AS predicted, US interest rates were reduced last month by 0.25 per cent to a mere one per cent.

The focus this week will be on UK interest rates, as the Bank of England's Monetary Policy Committee meets on Wednesday and Thursday. The prospects of lower UK interest rates have been increased dramatically.

Lower rates are good news for mortgage borrowers, but not so for savings on deposit. With bank and building society deposit rates potentially tumbling to 3.25 per cent at best, savers will need to look seriously at alternatives available through the Stock Market.

Returns of 3.25 per cent are not difficult to find. The FTSE All Share Index yield is currently 3.45 per cent. In practical terms, this is the average dividend yield on each stock in the market.

As we know, though, some shares yield more than others. Some operate with no dividend policy, meaning that others will yield significantly above the average.

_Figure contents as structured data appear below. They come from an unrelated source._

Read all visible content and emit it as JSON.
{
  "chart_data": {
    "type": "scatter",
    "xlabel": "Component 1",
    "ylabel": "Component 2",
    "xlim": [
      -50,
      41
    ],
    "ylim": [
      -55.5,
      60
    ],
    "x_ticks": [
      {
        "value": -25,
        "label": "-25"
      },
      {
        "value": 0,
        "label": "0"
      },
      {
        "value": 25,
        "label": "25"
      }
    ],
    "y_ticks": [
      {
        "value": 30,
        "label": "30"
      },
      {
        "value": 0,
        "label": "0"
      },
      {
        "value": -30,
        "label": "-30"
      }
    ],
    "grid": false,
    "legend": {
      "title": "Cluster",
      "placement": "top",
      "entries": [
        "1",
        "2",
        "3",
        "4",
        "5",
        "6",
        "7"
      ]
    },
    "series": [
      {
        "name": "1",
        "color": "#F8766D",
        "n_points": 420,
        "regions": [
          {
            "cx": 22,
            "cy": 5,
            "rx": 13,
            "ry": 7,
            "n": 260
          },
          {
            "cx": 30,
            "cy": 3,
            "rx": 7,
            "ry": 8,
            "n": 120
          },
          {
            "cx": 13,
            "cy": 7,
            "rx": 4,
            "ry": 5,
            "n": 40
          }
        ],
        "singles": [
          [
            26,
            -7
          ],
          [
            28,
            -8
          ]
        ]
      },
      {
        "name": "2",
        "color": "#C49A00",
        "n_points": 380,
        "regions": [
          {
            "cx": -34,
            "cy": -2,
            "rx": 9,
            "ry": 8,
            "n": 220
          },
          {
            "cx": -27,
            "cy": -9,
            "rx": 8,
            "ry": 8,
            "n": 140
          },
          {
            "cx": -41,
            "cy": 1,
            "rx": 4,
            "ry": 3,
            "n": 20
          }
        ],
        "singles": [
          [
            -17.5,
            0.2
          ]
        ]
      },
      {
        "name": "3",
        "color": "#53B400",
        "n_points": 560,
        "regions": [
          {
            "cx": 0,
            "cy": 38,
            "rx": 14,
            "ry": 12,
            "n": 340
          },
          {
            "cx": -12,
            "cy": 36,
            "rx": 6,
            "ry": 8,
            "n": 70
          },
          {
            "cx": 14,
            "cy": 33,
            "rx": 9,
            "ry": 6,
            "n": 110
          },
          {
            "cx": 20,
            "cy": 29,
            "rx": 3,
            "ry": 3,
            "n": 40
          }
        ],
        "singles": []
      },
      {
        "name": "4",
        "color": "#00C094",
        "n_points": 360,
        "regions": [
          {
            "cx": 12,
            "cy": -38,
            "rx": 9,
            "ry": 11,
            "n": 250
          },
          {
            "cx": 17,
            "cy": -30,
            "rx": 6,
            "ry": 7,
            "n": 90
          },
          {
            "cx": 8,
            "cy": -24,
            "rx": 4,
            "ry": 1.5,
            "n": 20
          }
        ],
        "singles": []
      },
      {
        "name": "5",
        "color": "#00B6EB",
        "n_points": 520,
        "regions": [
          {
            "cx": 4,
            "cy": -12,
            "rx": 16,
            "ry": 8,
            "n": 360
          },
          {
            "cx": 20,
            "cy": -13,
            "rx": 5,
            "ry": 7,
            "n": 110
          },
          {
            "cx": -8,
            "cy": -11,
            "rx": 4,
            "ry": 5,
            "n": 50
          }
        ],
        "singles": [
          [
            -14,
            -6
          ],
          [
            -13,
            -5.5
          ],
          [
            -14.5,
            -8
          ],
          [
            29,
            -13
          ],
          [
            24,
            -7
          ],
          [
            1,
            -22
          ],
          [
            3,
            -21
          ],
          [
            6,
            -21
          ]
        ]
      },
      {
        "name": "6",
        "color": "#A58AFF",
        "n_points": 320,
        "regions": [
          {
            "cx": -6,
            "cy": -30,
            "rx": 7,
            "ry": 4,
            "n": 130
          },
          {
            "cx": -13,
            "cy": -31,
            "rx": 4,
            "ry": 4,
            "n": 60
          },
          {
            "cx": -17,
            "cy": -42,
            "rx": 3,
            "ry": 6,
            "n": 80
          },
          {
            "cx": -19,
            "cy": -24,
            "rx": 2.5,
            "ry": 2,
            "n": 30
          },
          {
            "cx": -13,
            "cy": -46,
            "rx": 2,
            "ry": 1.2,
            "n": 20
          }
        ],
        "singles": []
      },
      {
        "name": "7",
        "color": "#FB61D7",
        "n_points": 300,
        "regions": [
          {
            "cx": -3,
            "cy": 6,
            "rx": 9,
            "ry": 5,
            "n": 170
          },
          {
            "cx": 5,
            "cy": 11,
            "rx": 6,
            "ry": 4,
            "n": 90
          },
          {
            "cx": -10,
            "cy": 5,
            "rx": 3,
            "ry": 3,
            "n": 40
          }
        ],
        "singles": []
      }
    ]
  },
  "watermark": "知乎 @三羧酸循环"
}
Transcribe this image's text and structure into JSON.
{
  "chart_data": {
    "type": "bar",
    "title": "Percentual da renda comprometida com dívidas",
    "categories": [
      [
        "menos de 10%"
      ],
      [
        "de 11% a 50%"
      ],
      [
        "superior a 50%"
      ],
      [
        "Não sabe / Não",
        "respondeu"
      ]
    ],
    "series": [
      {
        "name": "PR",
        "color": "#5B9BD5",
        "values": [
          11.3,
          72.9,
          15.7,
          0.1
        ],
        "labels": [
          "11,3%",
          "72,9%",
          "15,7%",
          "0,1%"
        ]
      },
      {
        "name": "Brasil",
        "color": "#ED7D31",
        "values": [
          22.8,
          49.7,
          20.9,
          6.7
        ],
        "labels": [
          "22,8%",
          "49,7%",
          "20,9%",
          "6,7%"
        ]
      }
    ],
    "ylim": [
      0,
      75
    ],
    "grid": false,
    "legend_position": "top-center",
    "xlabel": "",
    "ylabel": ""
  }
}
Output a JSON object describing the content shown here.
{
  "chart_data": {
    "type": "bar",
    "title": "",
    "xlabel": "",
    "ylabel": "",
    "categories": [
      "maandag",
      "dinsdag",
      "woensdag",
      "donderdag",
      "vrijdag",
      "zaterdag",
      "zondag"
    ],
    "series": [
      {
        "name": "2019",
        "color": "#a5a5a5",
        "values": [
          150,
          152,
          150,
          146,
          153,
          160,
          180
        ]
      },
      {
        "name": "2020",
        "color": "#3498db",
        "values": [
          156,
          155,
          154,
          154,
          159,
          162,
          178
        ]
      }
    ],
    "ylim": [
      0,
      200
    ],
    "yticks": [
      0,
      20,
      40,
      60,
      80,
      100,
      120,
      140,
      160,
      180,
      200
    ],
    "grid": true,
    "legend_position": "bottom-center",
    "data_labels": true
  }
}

The dividend yield is the measure of income return from an investment without taking into account any capital value appreciation.

As we have seen from March of this year, shares can go up in value, as well as down. Provided that the dividend yield is sustainable, even a modest capital appreciation in a company's share price will give a significantly better return than cash on deposit.

Until last week's rain, June's rise in temperatures provoked an irresistible urge for ice creams and ice lollies.

One of the beneficiaries of this Pavlov's Dogs reaction is likely to be local company Richmond Foods.

The company, based at Leaming Bar, is, like its rivals, reliant on impulse sales. Despite intense competition from giants Walls (Unilever), Cadbury and privately owned Mars, Richmond Foods is punching its weight using the Nestle brand, which has been successfully integrated.

Richmond will be keen to push its range of Nestle premium ice cream tubs, including Smarties, Yorkie, After Eight and Mivvi variants.

Richmond Foods has been a consistently good share price performer, though, having more than doubled over the last two years.

The future's bright, the future's Orange. Well it is at this rate, as the company's new Chief Executive Sol Trujillo provided a strategy update to journalists and analysts recently.

Mr Trujillo said that Orange was on track to generate revenue growth of five per cent in 2003 and that growth in the following two financial years would be even higher.

Targets have been set for all national operations to achieve more than 20 per cent of the local market share.

He also announced an alliance with Motorola that would see the US giant tailor exclusive Orange branded mobile handsets.

Orange is a major employer in this region. The Darlington site employs around 2,200, Peterlee 1,100 and the North Tyneside site 1,600.

The Stock Market has understandably retreated from the highs seen in the middle of June, having risen by 28 per cent in the space of two months.

Although still low in relative terms, there is a thought that the market has risen too far, too fast, and an element of profit taking has been seen.

UK and US figures announced last week have not provided any impetus to push the market higher.